Thanks, but how do I know if he aspirates? Dumb question, what is aspirate?


----------



## StaceyRosado (Oct 5, 2007)

gets fluid in his lungs 


If he aspirates he will cough and cough like you would if you have water or juice go down "the wrong pipe" - its the bodies response to the drowning feeling. 
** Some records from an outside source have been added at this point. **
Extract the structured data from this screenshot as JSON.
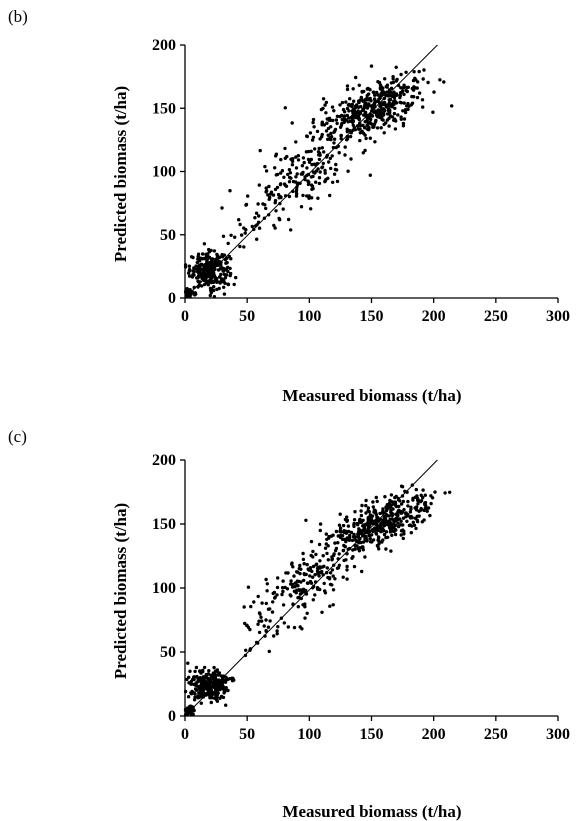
{
  "chart_data": [
    {
      "type": "scatter",
      "panel_label": "(b)",
      "xlabel": "Measured biomass (t/ha)",
      "ylabel": "Predicted biomass (t/ha)",
      "xlim": [
        0,
        300
      ],
      "ylim": [
        0,
        200
      ],
      "xticks": [
        0,
        50,
        100,
        150,
        200,
        250,
        300
      ],
      "yticks": [
        0,
        50,
        100,
        150,
        200
      ],
      "grid": false,
      "reference_line": {
        "from": [
          0,
          0
        ],
        "to": [
          203,
          200
        ]
      },
      "series": [
        {
          "clusters": [
            {
              "cx": 20,
              "cy": 22,
              "sx": 8,
              "sy": 7,
              "n": 260
            },
            {
              "cx": 4,
              "cy": 4,
              "sx": 2,
              "sy": 2,
              "n": 40
            },
            {
              "cx": 95,
              "cy": 100,
              "sx": 18,
              "sy": 20,
              "n": 160
            },
            {
              "cx": 150,
              "cy": 150,
              "sx": 22,
              "sy": 18,
              "n": 420
            },
            {
              "cx": 60,
              "cy": 65,
              "sx": 15,
              "sy": 18,
              "n": 40
            }
          ]
        }
      ]
    },
    {
      "type": "scatter",
      "panel_label": "(c)",
      "xlabel": "Measured biomass (t/ha)",
      "ylabel": "Predicted biomass (t/ha)",
      "xlim": [
        0,
        300
      ],
      "ylim": [
        0,
        200
      ],
      "xticks": [
        0,
        50,
        100,
        150,
        200,
        250,
        300
      ],
      "yticks": [
        0,
        50,
        100,
        150,
        200
      ],
      "grid": false,
      "reference_line": {
        "from": [
          0,
          0
        ],
        "to": [
          203,
          200
        ]
      },
      "series": [
        {
          "clusters": [
            {
              "cx": 20,
              "cy": 24,
              "sx": 8,
              "sy": 6,
              "n": 260
            },
            {
              "cx": 4,
              "cy": 4,
              "sx": 2,
              "sy": 2,
              "n": 40
            },
            {
              "cx": 100,
              "cy": 110,
              "sx": 18,
              "sy": 18,
              "n": 170
            },
            {
              "cx": 155,
              "cy": 148,
              "sx": 22,
              "sy": 15,
              "n": 420
            },
            {
              "cx": 65,
              "cy": 75,
              "sx": 14,
              "sy": 16,
              "n": 40
            }
          ]
        }
      ]
    }
  ]
}
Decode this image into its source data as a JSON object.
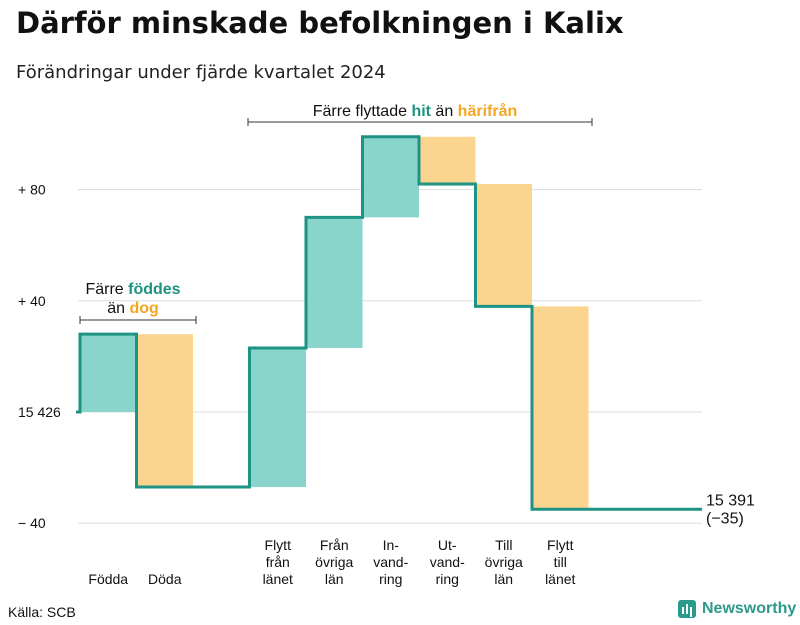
{
  "title": "Därför minskade befolkningen i Kalix",
  "subtitle": "Förändringar under fjärde kvartalet 2024",
  "source": "Källa: SCB",
  "brand": "Newsworthy",
  "colors": {
    "increase_fill": "#8ad5cb",
    "decrease_fill": "#fbd48f",
    "line": "#1e9383",
    "accent_teal": "#1e9383",
    "accent_orange": "#f5a623",
    "grid": "#dddddd"
  },
  "chart_data": {
    "type": "waterfall",
    "start_value": 15426,
    "end_value": 15391,
    "net_change": -35,
    "ylim": [
      -42,
      100
    ],
    "y_ticks": [
      {
        "value": 80,
        "label": "+ 80"
      },
      {
        "value": 40,
        "label": "+ 40"
      },
      {
        "value": 0,
        "label": "15 426"
      },
      {
        "value": -40,
        "label": "− 40"
      }
    ],
    "steps": [
      {
        "label": [
          "Födda"
        ],
        "change": 28
      },
      {
        "label": [
          "Döda"
        ],
        "change": -55
      },
      {
        "label": [],
        "change": 0
      },
      {
        "label": [
          "Flytt",
          "från",
          "länet"
        ],
        "change": 50
      },
      {
        "label": [
          "Från",
          "övriga",
          "län"
        ],
        "change": 47
      },
      {
        "label": [
          "In-",
          "vand-",
          "ring"
        ],
        "change": 29
      },
      {
        "label": [
          "Ut-",
          "vand-",
          "ring"
        ],
        "change": -17
      },
      {
        "label": [
          "Till",
          "övriga",
          "län"
        ],
        "change": -44
      },
      {
        "label": [
          "Flytt",
          "till",
          "länet"
        ],
        "change": -73
      }
    ],
    "end_label": [
      "15 391",
      "(−35)"
    ],
    "annotation_births": {
      "line1": "Färre",
      "line1_highlight": "föddes",
      "line2": "än",
      "line2_highlight": "dog"
    },
    "annotation_migration": {
      "text1": "Färre flyttade",
      "highlight1": "hit",
      "text2": "än",
      "highlight2": "härifrån"
    }
  }
}
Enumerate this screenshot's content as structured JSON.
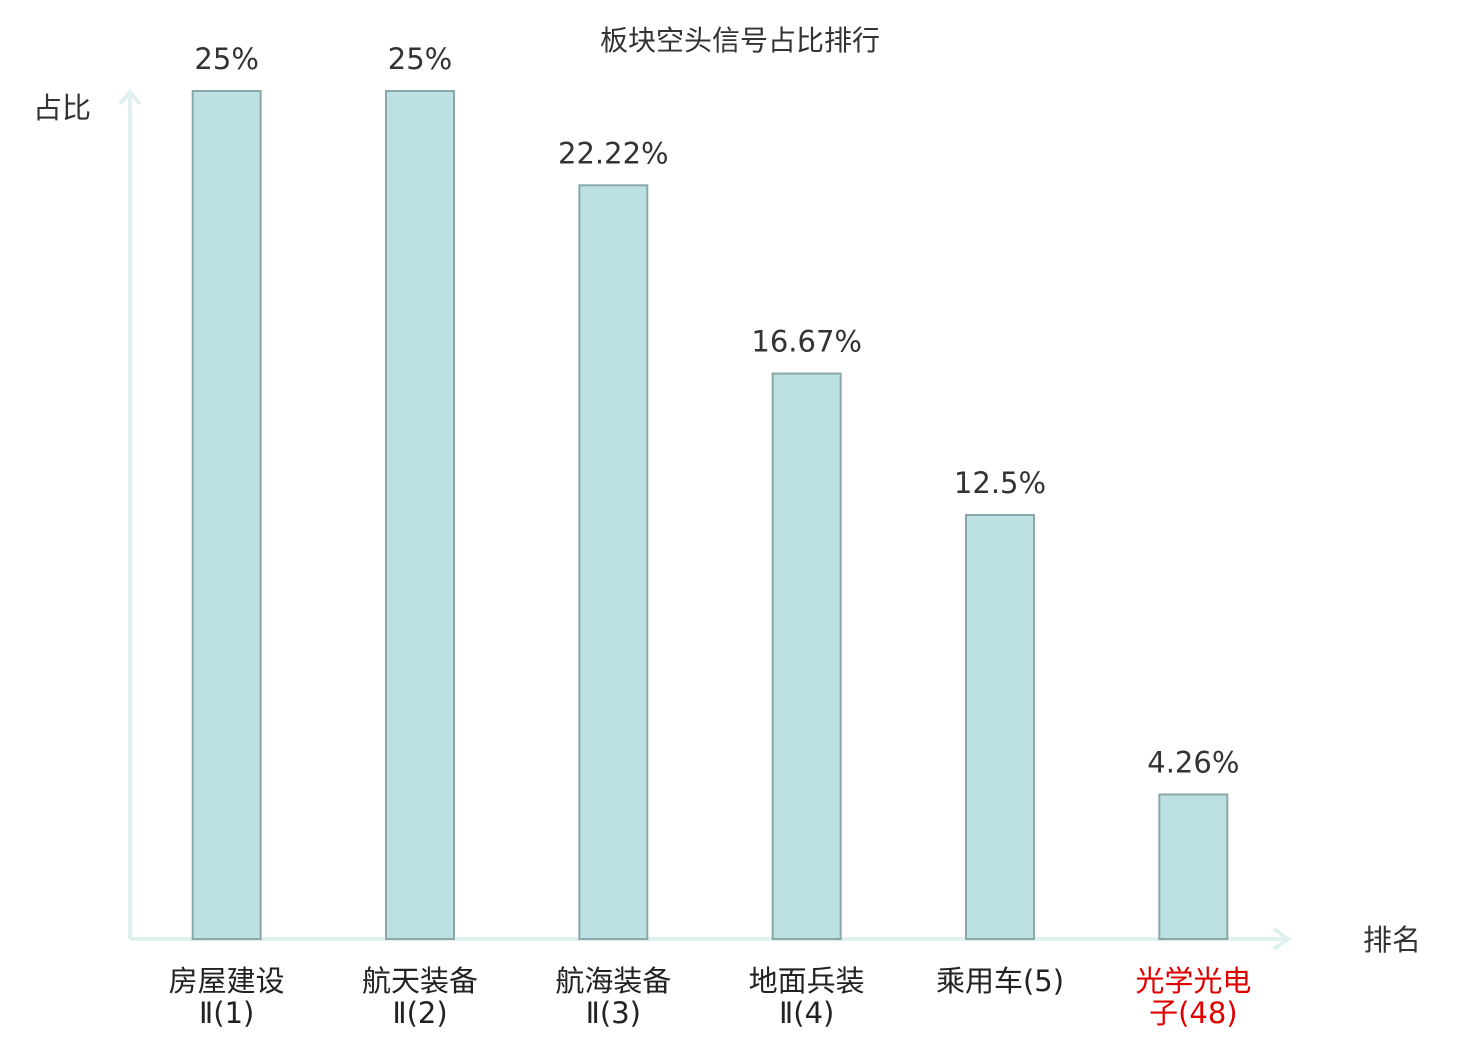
{
  "chart_data": {
    "type": "bar",
    "title": "板块空头信号占比排行",
    "y_label": "占比",
    "x_label": "排名",
    "categories": [
      [
        "房屋建设",
        "Ⅱ(1)"
      ],
      [
        "航天装备",
        "Ⅱ(2)"
      ],
      [
        "航海装备",
        "Ⅱ(3)"
      ],
      [
        "地面兵装",
        "Ⅱ(4)"
      ],
      [
        "乘用车(5)"
      ],
      [
        "光学光电",
        "子(48)"
      ]
    ],
    "category_colors": [
      "#222222",
      "#222222",
      "#222222",
      "#222222",
      "#222222",
      "#e00000"
    ],
    "values": [
      25,
      25,
      22.22,
      16.67,
      12.5,
      4.26
    ],
    "value_labels": [
      "25%",
      "25%",
      "22.22%",
      "16.67%",
      "12.5%",
      "4.26%"
    ],
    "color": "#bde0e3",
    "edge_color": "#8aa8aa",
    "ylim": [
      0,
      25
    ]
  }
}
It will be a different cough. If that does happen then you will want to watch him for signs of aspirated pneumonia


----------



## AngelGoats (Jan 28, 2010)

Ok, thanks so much, I love this site!


----------



## jdgray716 (Aug 8, 2008)

You could also use a smaller nipple or a nipple with a smaller hole for now and that should slow him down some.


----------



## AngelGoats (Jan 28, 2010)

That is what I was planning, I am running to the feed store this afternoon! Thanks!


----------



## toth boer goats (Jul 20, 2008)

I agree with the others...make sure the hole isn't to big....it allows to much to come out at once and that is when coughing can occur .... :hug:


----------



## dvfreelancer (Aug 15, 2009)

It's not unusual for Sweet Pea to cough once in a while after a bottle, she even hiccups sometimes. Trying to slow her down just makes her more determined and makes feeding more of chore. She'll start ramming the bottle if it doesn't come out fast enough to suit her.


----------



## AngelGoats (Jan 28, 2010)

I just wanted to say thanks, got new nipples with smaller holes, more frtustating for him, but no more coughing! Thanks!


----------



## KW Farms (Jun 21, 2008)

Great! Yeah, not uncommon for bottle kids to do that...they just get so excited about their food. lol


----------



## wayne&bernice (Jul 19, 2012)

YES!! My little goat Hollie does that every time she feeds. She's about 4-5 weeks old, and she coughs 2-4 times after eating and it sounds like she's got phlegm. Is that also because she's getting to much milk at once?? Help-Im so worried!!:


----------



## DixiesMomma (Feb 6, 2014)

I have a 1 week old preemie Nigerian dwarf baby. And she coughs during and after bottle feeding as well. A friend who raises goats told me to "burp" her on her side by her lung and she would cough stuff up. But she use to only respond on her right side and now its both sides and more frequent. Is this normal?


----------



## ksalvagno (Oct 6, 2009)

No. She is getting milk in her lungs. What nipple are you using?


----------